Pro
Verena Paravel & Lucien Castaing-Taylor
Biography
Véréna Paravel is a filmmaker and anthropologist. Her work is in the permanent collection of the Museum of Modern Art in New York City. It explores evanescent forms of intimacy, mediation, and space in a variety of media.
At Radcliffe, Paravel will work on Pavor Nocturnus, a feature-length nonfiction film that explores the practice of going to sleep, concentrating on its routines, rituals, anxieties, and fantasies. The film will combine documentary, experimental, personal, and performative approaches to this subject, which—unlike that of sleep itself—has been curiously neglected by artists and nonfiction filmmakers alike.
Paravel’s films include Foreign Parts (with J.P. Sniadecki, 2010), the Interface Series (2008–2010), and 7 Queens (2008). Foreign Parts won seven international awards, including the Leopard for Best First Feature and the Best First Feature Jury award at the Festival del Film Locarno (2010) and the Punto de Vista Award for Best Film (2011).
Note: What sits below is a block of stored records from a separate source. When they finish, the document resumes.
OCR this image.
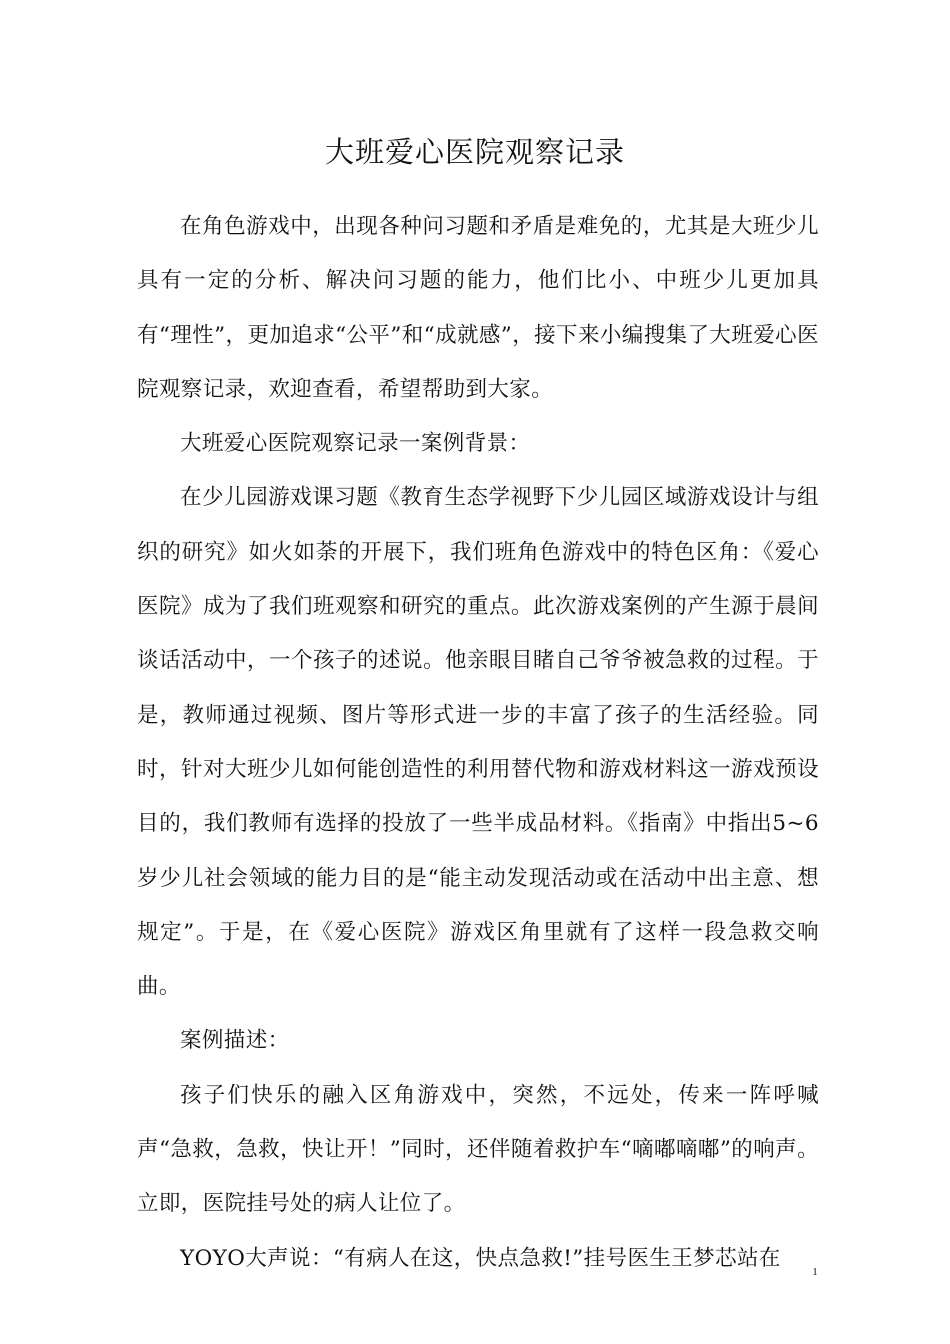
大班爱心医院观察记录

在角色游戏中，出现各种问习题和矛盾是难免的，尤其是大班少儿具有一定的分析、解决问习题的能力，他们比小、中班少儿更加具有“理性”，更加追求“公平”和“成就感”，接下来小编搜集了大班爱心医院观察记录，欢迎查看，希望帮助到大家。

大班爱心医院观察记录一案例背景：

在少儿园游戏课习题《教育生态学视野下少儿园区域游戏设计与组织的研究》如火如荼的开展下，我们班角色游戏中的特色区角：《爱心医院》成为了我们班观察和研究的重点。此次游戏案例的产生源于晨间谈话活动中，一个孩子的述说。他亲眼目睹自己爷爷被急救的过程。于是，教师通过视频、图片等形式进一步的丰富了孩子的生活经验。同时，针对大班少儿如何能创造性的利用替代物和游戏材料这一游戏预设目的，我们教师有选择的投放了一些半成品材料。《指南》中指出5~6岁少儿社会领域的能力目的是“能主动发现活动或在活动中出主意、想规定”。于是，在《爱心医院》游戏区角里就有了这样一段急救交响曲。

案例描述：

孩子们快乐的融入区角游戏中，突然，不远处，传来一阵呼喊声“急救，急救，快让开！”同时，还伴随着救护车“嘀嘟嘀嘟”的响声。立即，医院挂号处的病人让位了。

YOYO大声说：“有病人在这，快点急救!”挂号医生王梦芯站在

1
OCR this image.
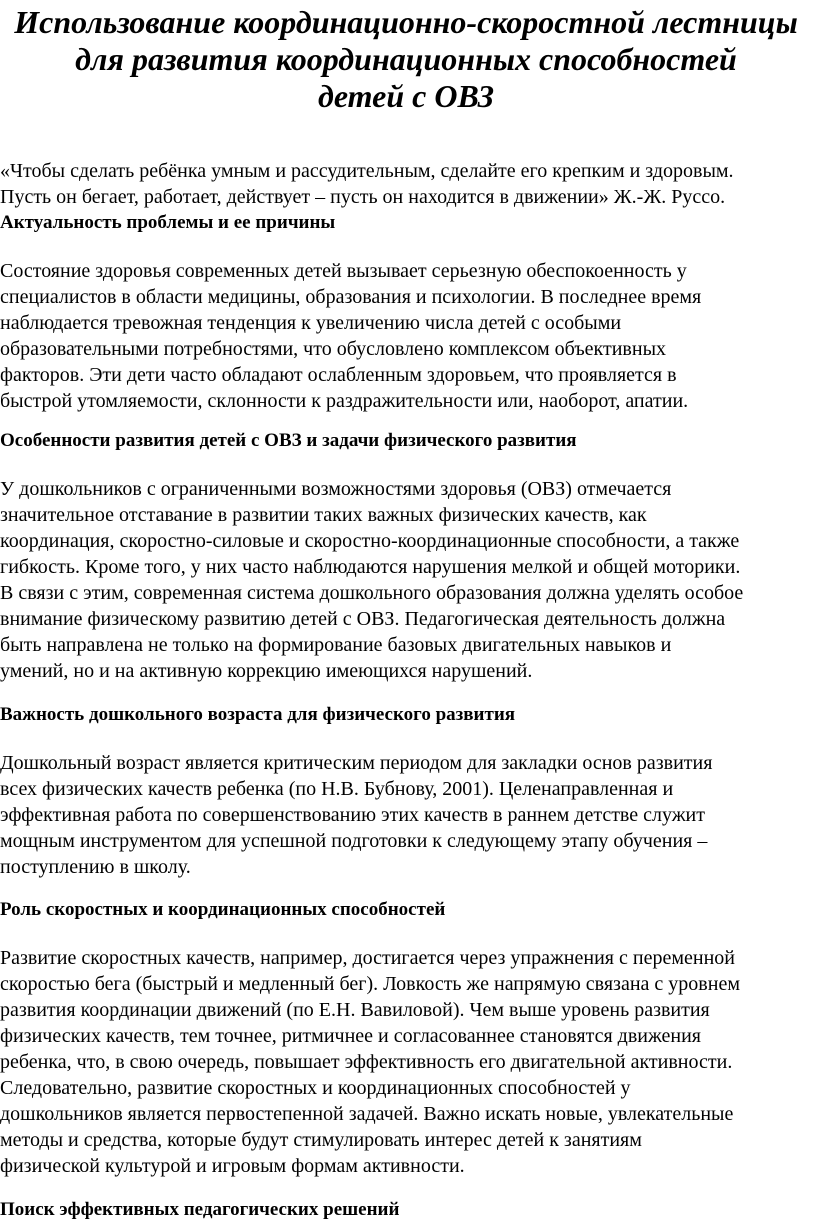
Использование координационно-скоростной лестницы
для развития координационных способностей
детей с ОВЗ
«Чтобы сделать ребёнка умным и рассудительным, сделайте его крепким и здоровым.
Пусть он бегает, работает, действует – пусть он находится в движении» Ж.-Ж. Руссо.
Актуальность проблемы и ее причины

Состояние здоровья современных детей вызывает серьезную обеспокоенность у
специалистов в области медицины, образования и психологии. В последнее время
наблюдается тревожная тенденция к увеличению числа детей с особыми
образовательными потребностями, что обусловлено комплексом объективных
факторов. Эти дети часто обладают ослабленным здоровьем, что проявляется в
быстрой утомляемости, склонности к раздражительности или, наоборот, апатии.

Особенности развития детей с ОВЗ и задачи физического развития

У дошкольников с ограниченными возможностями здоровья (ОВЗ) отмечается
значительное отставание в развитии таких важных физических качеств, как
координация, скоростно-силовые и скоростно-координационные способности, а также
гибкость. Кроме того, у них часто наблюдаются нарушения мелкой и общей моторики.
В связи с этим, современная система дошкольного образования должна уделять особое
внимание физическому развитию детей с ОВЗ. Педагогическая деятельность должна
быть направлена не только на формирование базовых двигательных навыков и
умений, но и на активную коррекцию имеющихся нарушений.

Важность дошкольного возраста для физического развития

Дошкольный возраст является критическим периодом для закладки основ развития
всех физических качеств ребенка (по Н.В. Бубнову, 2001). Целенаправленная и
эффективная работа по совершенствованию этих качеств в раннем детстве служит
мощным инструментом для успешной подготовки к следующему этапу обучения –
поступлению в школу.

Роль скоростных и координационных способностей

Развитие скоростных качеств, например, достигается через упражнения с переменной
скоростью бега (быстрый и медленный бег). Ловкость же напрямую связана с уровнем
развития координации движений (по Е.Н. Вавиловой). Чем выше уровень развития
физических качеств, тем точнее, ритмичнее и согласованнее становятся движения
ребенка, что, в свою очередь, повышает эффективность его двигательной активности.
Следовательно, развитие скоростных и координационных способностей у
дошкольников является первостепенной задачей. Важно искать новые, увлекательные
методы и средства, которые будут стимулировать интерес детей к занятиям
физической культурой и игровым формам активности.

Поиск эффективных педагогических решений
A New York Times Critics’ Pick, it was also an official selection of the New York Film Festival (2010) and the Viennale (2010). Paravel earned doctoral degrees in anthropology and communication sciences from the Université de Toulouse II-Le Mirail.
Lucien Castaing-Taylor (born 1966, Liverpool, United Kingdom) is an anthropologist and artist who works in film, video, and photography.
Castaing-Taylor received his B.A. at The University of Southern California and his Ph.D. at The University of California, Berkeley. Since 2002 Castaing-Taylor has taught at Harvard University, where he is Director of the Sensory Ethnography Lab. His works include In and Out of Africa, which he made with Ilisa Barbash in 1992. It is an ethnographic video about issues of authenticity, taste, and racial politics in the African art market that won eight international awards. He also recorded the film Sweetgrass (2009), which is described as "an unsentimental elegy at once to the American West and to the 10,000 years of uneasy accommodation between post-Paleolithic humans and animals." He is the founding editor of the American Anthropological Association’s journal Visual Anthropology Review (1991–94).